Une renaissance rurale toujours à l’œuvre
L’étude permet néanmoins de confirmer que le phénomène de renaissance rurale se poursuit : les espaces ruraux, à l’échelle nationale, voient leur solde migratoire augmenter. Les auteurs modèrent toutefois le phénomène : « La renaissance rurale est marquée par une réelle sélectivité géographique : elle ne touche pas tous les territoires ». Le rapport souligne également que d’autres dynamiques géographiques préexistantes à la crise sanitaire ont été renforcées : la métropolisation, la littoralisation (attractivité des façades littorales), la périurbanisation et le desserrement urbain, phénomène de départ des cœurs de villes pour les communes « de grande couronne ».
Qui sont les urbains qui franchissent le pas ?

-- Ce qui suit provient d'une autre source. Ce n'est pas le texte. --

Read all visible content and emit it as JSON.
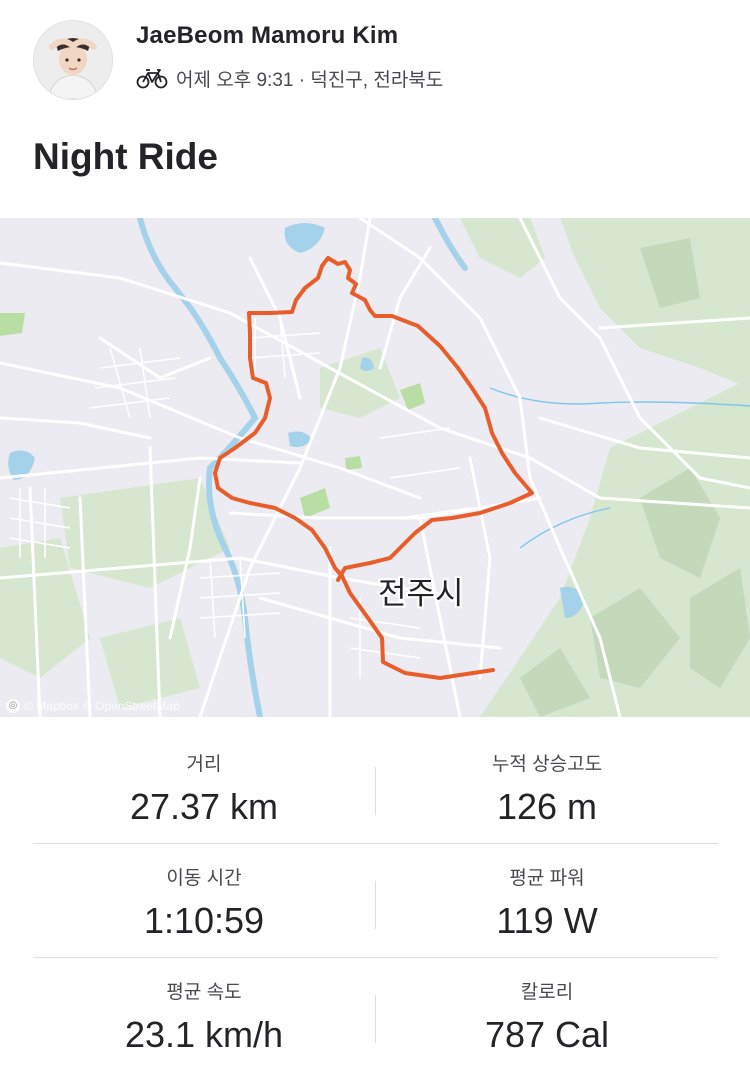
{
  "activity": {
    "athlete_name": "JaeBeom Mamoru Kim",
    "sport_icon": "bike-icon",
    "meta": "어제 오후 9:31 · 덕진구, 전라북도",
    "title": "Night Ride"
  },
  "map": {
    "city_label": "전주시",
    "attribution_mapbox": "© Mapbox",
    "attribution_osm": "© OpenStreetMap",
    "route_color": "#e85d2a"
  },
  "stats": [
    {
      "label": "거리",
      "value": "27.37 km"
    },
    {
      "label": "누적 상승고도",
      "value": "126 m"
    },
    {
      "label": "이동 시간",
      "value": "1:10:59"
    },
    {
      "label": "평균 파워",
      "value": "119 W"
    },
    {
      "label": "평균 속도",
      "value": "23.1 km/h"
    },
    {
      "label": "칼로리",
      "value": "787 Cal"
    }
  ]
}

Enfin, l’étude livre les profils de ceux qui déménagent vers les territoires ruraux. Là encore, les chercheurs battent en brèche les discours médiatiques comme l’explique Aurélie Delage, enseignante-chercheuse en aménagement et urbanisme à l’Université de Perpignan : « Si les profils "cadre-télétravailleur" et "diplômé en reconversion" existent bien, ils ne sont pas les seuls. Il y a également les retraités et pré-retraités, les classes moyennes stables qui s’éloignent des villes à cause des prix de l’immobilier, et enfin les populations en quête d’un mode de vie alternatif. » Parmi les facteurs qui ont poussé ces ménages à franchir le pas citons, par exemple, le rejet de la ville ou l’éco-anxiété, la généralisation du télétravail ou encore l’envie d’avoir un extérieur.